One of the film’s producers, Jean Labadie, claimed this 2007 production was the return of Greenaway to the style and contents of his famous 1982 period piece, “The Draughtsman’s Contract”. More that that in fact: “Night Watching” is merely treading the same ground, mixing murder mystery and art criticism to unveil a stinging critique of the European social elite on the eve of the revolutionary 18th century. The big difference is that Rembrandt, though as reckless and provocative as Mr. Neville, is not just far more sympathetic and feisty – he uses his art to reveal the truth, he is not unwittingly used to mask the truth. His vision tells it all, it is not framed by others. The artist calls the shot and holds his ground and the center of it all – so the film cannot be anything less than this flamboyant reflection of his perception of light, shadows, colors, love, humanity, art.
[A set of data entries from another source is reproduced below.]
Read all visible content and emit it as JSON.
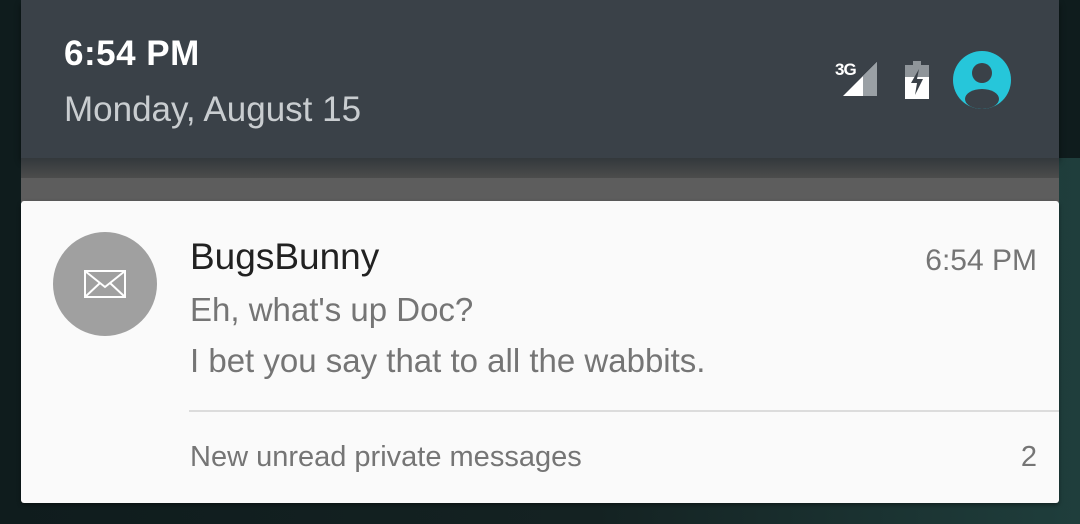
{
  "status_bar": {
    "time": "6:54 PM",
    "date": "Monday, August 15",
    "network_type": "3G",
    "icons": [
      "signal-3g-icon",
      "battery-charging-icon",
      "user-avatar-icon"
    ],
    "avatar_color": "#26c6da"
  },
  "notification": {
    "app_icon": "envelope-icon",
    "sender": "BugsBunny",
    "time": "6:54 PM",
    "lines": [
      "Eh, what's up Doc?",
      "I bet you say that to all the wabbits."
    ],
    "summary": "New unread private messages",
    "count": "2"
  }
}
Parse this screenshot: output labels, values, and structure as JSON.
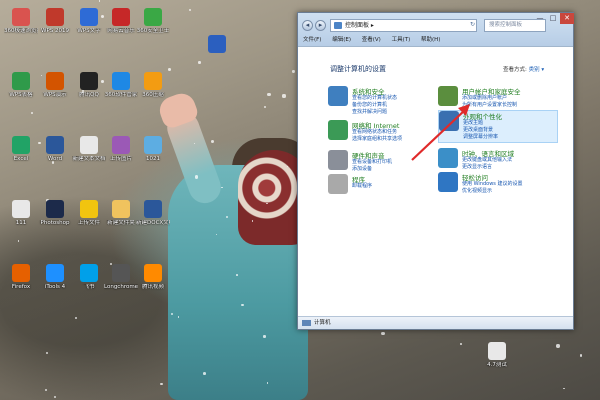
{
  "window": {
    "address": "控制面板 ▸",
    "search_placeholder": "搜索控制面板",
    "menu": [
      "文件(F)",
      "编辑(E)",
      "查看(V)",
      "工具(T)",
      "帮助(H)"
    ],
    "heading": "调整计算机的设置",
    "view_by_label": "查看方式:",
    "view_by_value": "类别 ▾",
    "status_bar": "计算机",
    "controls": [
      "—",
      "□",
      "✕"
    ]
  },
  "categories": [
    {
      "id": "system",
      "title": "系统和安全",
      "color": "#3f7fbf",
      "links": [
        "查看您的计算机状态",
        "备份您的计算机",
        "查找并解决问题"
      ]
    },
    {
      "id": "network",
      "title": "网络和 Internet",
      "color": "#3b9a56",
      "links": [
        "查看网络状态和任务",
        "选择家庭组和共享选项"
      ]
    },
    {
      "id": "hardware",
      "title": "硬件和声音",
      "color": "#8a8f99",
      "links": [
        "查看设备和打印机",
        "添加设备"
      ]
    },
    {
      "id": "programs",
      "title": "程序",
      "color": "#a9a9a9",
      "links": [
        "卸载程序"
      ]
    },
    {
      "id": "accounts",
      "title": "用户帐户和家庭安全",
      "color": "#5b8e3e",
      "links": [
        "添加或删除用户帐户",
        "为所有用户设置家长控制"
      ]
    },
    {
      "id": "appearance",
      "title": "外观和个性化",
      "color": "#3a6fb0",
      "links": [
        "更改主题",
        "更改桌面背景",
        "调整屏幕分辨率"
      ]
    },
    {
      "id": "clock",
      "title": "时钟、语言和区域",
      "color": "#3b8fc8",
      "links": [
        "更改键盘或其他输入法",
        "更改显示语言"
      ]
    },
    {
      "id": "ease",
      "title": "轻松访问",
      "color": "#2f76c3",
      "links": [
        "使用 Windows 建议的设置",
        "优化视频显示"
      ]
    }
  ],
  "desktop_icons": [
    {
      "label": "360极速浏览器",
      "color": "#d9534f"
    },
    {
      "label": "WPS 2019",
      "color": "#c0392b"
    },
    {
      "label": "WPS文字",
      "color": "#2e6bd6"
    },
    {
      "label": "网易云音乐",
      "color": "#c62828"
    },
    {
      "label": "360安全卫士",
      "color": "#3aa845"
    },
    {
      "label": "WPS表格",
      "color": "#2f9a4a"
    },
    {
      "label": "WPS演示",
      "color": "#d35400"
    },
    {
      "label": "腾讯QQ",
      "color": "#222"
    },
    {
      "label": "360软件管家",
      "color": "#1e88e5"
    },
    {
      "label": "360压缩",
      "color": "#f39c12"
    },
    {
      "label": "Excel",
      "color": "#21a366"
    },
    {
      "label": "Word",
      "color": "#2b579a"
    },
    {
      "label": "新建文本文档",
      "color": "#e8e8e8"
    },
    {
      "label": "上传图片",
      "color": "#9b59b6"
    },
    {
      "label": "1021",
      "color": "#5dade2"
    },
    {
      "label": "111",
      "color": "#e8e8e8"
    },
    {
      "label": "Photoshop",
      "color": "#1c2a4a"
    },
    {
      "label": "上传文件",
      "color": "#f1c40f"
    },
    {
      "label": "新建文件夹",
      "color": "#f0c35e"
    },
    {
      "label": "新建DOCX文档",
      "color": "#2b579a"
    },
    {
      "label": "Firefox",
      "color": "#e66000"
    },
    {
      "label": "iTools 4",
      "color": "#1e90ff"
    },
    {
      "label": "飞书",
      "color": "#00a0e9"
    },
    {
      "label": "Longchromew",
      "color": "#555"
    },
    {
      "label": "腾讯视频",
      "color": "#ff8a00"
    }
  ],
  "misc_desktop_label": "4.7测试"
}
It is obviously a gorgeously crafted film, an astonishing and inventive period piece and thus it remains compelling – but at the same time it is also a wanton intellectual game that struggles to convince while turning the other part of the narrative into mere raunchy episodes tacked to the need for a plot even as they are moving glimpses on the real man. But it is not just a real man that has interested Greenaway.